Ms Coffey, who chairs the all-party parliamentary group for Runaway and Missing Children and Adults, said collation would allow authorities to “develop the kind of interventions that we need to prevent these children being exploited”.
‘Safe and protected’
Children at risk by authority
The number of children currently at risk of being sexually exploited as listed by each Greater Manchester authority:
- Bolton – 32
- Bury – 37
- Manchester – 100
- Oldham – 40
- Rochdale – 54
- Salford – 29
- Stockport – 23
- Trafford – 52
- Tameside – 31
- Wigan – 38
The publishing of the figures, which were obtained by BBC Radio Manchester, follows a number of convictions across the country, including that of nine men in May 2012 who ran a child sex exploitation ring in Rochdale.

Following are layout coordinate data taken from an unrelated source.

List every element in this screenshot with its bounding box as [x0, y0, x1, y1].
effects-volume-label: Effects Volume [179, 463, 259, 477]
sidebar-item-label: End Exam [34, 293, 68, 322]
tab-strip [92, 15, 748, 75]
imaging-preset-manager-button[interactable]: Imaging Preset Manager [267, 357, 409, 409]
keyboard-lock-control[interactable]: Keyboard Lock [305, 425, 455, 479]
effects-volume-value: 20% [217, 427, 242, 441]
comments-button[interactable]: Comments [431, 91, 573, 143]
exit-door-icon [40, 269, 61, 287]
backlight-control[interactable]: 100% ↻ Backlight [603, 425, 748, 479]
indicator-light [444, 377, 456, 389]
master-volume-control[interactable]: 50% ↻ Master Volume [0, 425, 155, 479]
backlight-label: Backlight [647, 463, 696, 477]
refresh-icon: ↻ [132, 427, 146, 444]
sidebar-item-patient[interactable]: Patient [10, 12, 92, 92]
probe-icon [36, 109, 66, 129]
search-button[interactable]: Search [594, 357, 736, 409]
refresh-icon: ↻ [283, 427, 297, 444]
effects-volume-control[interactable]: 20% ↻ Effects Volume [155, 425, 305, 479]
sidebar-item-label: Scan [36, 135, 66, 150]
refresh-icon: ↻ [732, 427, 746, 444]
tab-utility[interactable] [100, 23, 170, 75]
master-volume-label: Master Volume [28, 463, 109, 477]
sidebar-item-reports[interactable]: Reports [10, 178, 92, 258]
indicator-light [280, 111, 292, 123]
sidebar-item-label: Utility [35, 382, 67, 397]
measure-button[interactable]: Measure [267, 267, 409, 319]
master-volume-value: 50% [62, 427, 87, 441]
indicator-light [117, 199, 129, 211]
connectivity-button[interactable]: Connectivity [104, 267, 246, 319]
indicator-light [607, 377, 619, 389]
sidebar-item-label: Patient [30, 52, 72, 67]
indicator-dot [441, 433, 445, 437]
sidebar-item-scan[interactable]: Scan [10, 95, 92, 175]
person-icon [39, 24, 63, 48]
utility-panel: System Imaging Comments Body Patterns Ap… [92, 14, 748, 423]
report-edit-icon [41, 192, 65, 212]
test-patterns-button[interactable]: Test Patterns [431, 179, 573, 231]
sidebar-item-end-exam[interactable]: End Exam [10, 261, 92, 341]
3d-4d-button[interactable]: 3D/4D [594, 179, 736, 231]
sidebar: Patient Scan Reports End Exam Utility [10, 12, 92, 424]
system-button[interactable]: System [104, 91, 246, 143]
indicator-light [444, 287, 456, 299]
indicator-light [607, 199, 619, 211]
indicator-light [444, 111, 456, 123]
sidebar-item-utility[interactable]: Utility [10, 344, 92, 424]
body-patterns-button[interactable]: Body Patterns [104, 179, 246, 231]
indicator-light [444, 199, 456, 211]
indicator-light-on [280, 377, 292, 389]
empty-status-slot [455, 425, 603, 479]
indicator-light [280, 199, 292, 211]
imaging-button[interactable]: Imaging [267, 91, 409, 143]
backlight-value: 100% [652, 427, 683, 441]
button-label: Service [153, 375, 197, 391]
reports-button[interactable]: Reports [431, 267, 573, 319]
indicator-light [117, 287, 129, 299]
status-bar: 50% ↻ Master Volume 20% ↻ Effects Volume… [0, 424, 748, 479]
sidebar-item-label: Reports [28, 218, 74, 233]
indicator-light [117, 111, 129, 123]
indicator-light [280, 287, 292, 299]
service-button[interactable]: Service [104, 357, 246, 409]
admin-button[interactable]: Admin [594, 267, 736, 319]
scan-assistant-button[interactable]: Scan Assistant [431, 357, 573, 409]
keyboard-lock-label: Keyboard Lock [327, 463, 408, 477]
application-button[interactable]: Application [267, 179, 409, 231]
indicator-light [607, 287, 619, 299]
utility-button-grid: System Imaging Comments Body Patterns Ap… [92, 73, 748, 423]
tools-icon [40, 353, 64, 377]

The case led to a review of child protection services in the town.
Ms Coffey said there was now a “far greater awareness among agencies about child sex exploitation, but certainly what we were are still not managing to do is communicate with children at an earlier stage about what is happening to them”.
She said that it was not just the job of agencies and local authorities to protect children, it was also the responsibility of the wider public.
“What happens to children is all our business and we all need to be responsible for ensuring that the children in our community are safe and protected,” she said.
Alison Worsley of the children’s charity Barnardo’s said it was “hard to get these figures and understand this problem” as it was often “hidden”.
“Strange as it may seem, young people may not even realise that they are being exploited,” she said.
She added that the charity welcomed the figures and the work that Greater Manchester Police was doing in “actively looking to prevent this problem”.
Assistant Chief Constable Dawn Copley said the issue had become one of the force’s “top priorities, reflected in the multi-agency teams now in place in Rochdale, Manchester, Salford, Tameside, Stockport and Oldham”.
She said the success of the teams in those areas meant the force was “planning to roll them out” across the rest of Greater Manchester.
She added that while there were 165 young people considered at direct risk, all the cases were “continually reviewed and any that meet the police threshold for a potential criminal investigation will be picked up by detectives”.